We are facing some performance bottlenecks with pu...
# general
p
We are facing some performance bottlenecks with pulumi and need some help to identify what we can do to solve these • The main issue is pulumi
previews
and
up
takes 40-50 mins for production environment (stack) • This causes all sorts of problems for us ◦ We can't apply things immidiately using puluimi (will take 40 mins) ◦ If for some reason there is error in
up
or
preview
another hour is needed ◦ Slower development cycle ◦ Merging the pulumi PR into main is so slow (since we run previews for each environment (stack) before merging) Some technical information about our production stack • We have over 21000 resources in the stack. Lesser number of resources in non-production stacks • We have a lot of edge devices (say 1000s) and we create a bunch of things for these edge devices (certs, keys, AWS IoT thing, etc). A lot of those 21000 resources are because of these edge device AWS resources • We run previews in CI but
up
is run from local laptop • When deploying production stack we do use
PULUMI_SKIP_CHECKPOINTS=1
• We are using s3 backend Some questions I have 1. Is 40-50 mins expected time here? 2. What can we do to improve the speed of previews and applies?
w
do you need to refresh each time you are updating the stack?

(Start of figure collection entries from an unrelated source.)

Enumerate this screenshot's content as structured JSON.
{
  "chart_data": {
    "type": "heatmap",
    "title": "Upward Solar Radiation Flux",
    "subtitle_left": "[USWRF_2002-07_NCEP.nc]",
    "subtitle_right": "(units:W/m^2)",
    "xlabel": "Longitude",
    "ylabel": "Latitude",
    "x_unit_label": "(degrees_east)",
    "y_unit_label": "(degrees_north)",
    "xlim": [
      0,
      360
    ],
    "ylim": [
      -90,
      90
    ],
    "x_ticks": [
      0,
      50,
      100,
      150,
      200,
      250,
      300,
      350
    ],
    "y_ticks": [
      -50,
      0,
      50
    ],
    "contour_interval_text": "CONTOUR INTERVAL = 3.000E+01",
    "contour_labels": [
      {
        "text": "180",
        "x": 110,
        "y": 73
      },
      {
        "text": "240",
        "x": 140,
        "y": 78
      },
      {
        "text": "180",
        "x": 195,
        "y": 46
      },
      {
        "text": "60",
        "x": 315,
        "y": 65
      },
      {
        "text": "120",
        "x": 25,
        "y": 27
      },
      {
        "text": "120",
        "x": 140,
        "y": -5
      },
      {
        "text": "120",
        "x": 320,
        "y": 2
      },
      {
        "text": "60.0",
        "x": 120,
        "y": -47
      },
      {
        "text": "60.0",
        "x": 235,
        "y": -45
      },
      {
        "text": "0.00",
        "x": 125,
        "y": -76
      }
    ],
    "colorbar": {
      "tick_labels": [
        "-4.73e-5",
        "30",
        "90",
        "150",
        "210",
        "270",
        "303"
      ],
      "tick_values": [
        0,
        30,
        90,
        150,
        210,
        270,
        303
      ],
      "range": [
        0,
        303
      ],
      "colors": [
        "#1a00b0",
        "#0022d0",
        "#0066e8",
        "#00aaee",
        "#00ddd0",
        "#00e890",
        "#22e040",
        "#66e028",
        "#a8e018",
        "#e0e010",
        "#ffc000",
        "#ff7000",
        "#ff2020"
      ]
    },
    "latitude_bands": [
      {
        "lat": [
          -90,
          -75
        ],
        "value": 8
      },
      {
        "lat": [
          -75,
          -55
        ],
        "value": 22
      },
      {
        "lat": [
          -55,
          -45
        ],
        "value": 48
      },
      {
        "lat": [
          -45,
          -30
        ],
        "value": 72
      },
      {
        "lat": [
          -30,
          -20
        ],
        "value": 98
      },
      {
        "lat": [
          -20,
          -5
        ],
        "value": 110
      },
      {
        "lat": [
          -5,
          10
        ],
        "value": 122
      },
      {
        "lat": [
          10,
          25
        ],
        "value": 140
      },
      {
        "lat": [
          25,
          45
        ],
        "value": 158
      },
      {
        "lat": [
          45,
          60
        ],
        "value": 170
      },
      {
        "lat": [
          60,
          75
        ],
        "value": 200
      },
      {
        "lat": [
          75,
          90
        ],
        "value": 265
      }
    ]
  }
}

you could also try increasing the parallelism flag to make more read operations concurrently if you cant turn off refresh
m
To give my 2ct: I am a huge fan on micro stacks. Pulumi CLI has some good function to help splitting an existing monolithic into several stacks. Then using StackReferences to access values from one stack in another stack. Not only give this a performance boost and quicker feedback but also you can enable a separation of concern and even different ownerships of the stack (network folks, DBAs, etc.) As described here: https://www.pulumi.com/blog/iac-best-practices-structuring-pulumi-projects/ https://www.pulumi.com/blog/iac-best-practices-applying-stack-references/
p
1. Do you mean pulumi refresh? No, we don't need refresh every time we update the stack. We just run
pulumi up
hit yes 2. I will try with increased parallelism. Also, check what the current limit it
w
1. no I mean when you are running preview. Have you tried running
pulumi preview --refresh=false
?
2. the default is 16
p
1. yes, we run with
refresh = false
in CI using the action
Copy code
- name: Preview ${{ inputs.stack-name }}
        uses: pulumi/actions@v6
        with:
          pulumi-version: 3.193.0
          command: preview
          refresh: false
          stack-name: ${{ inputs.stack-name }}
          work-dir: ${{ inputs.work-dir }}
          comment-on-pr: true
          diff: true
w
so even with preview false it is taking 40-50 mins to preivew?
p
2. How high can I set the parallelism to (practically? I am running with 64 right now
w
you can increase it until you start getting rate limited by aws
p
Yes, 40-50 mins with refresh = false
w
If neither of these help, than I think the answer would be to isolate into smaller stacks
@echoing-dinner-19531 is it expected for preview to take 50 mins even if its not doing reads? seems pretty hefty even for 21k resources
e
Some parts of the system are currently (its an area of investigation to change it) sequential. So all 21000 thousand resources have to go through 1 by 1.
That could probably explain the slowness for so many resources, I don't think we've really got perf testing at that level of resources.
p
What is the typical level of resources you do your perf testing and expected times for previews (and applies)? Will be helpful if we decide to break down the stacks into smaller ones
e
The ones I know of are a few hundred resources and vary by runtime from a few seconds to maybe a minute (a lot of that can be due to package manager overhead). From talking to users I think a few thousand generally runs well, but 21000 is high.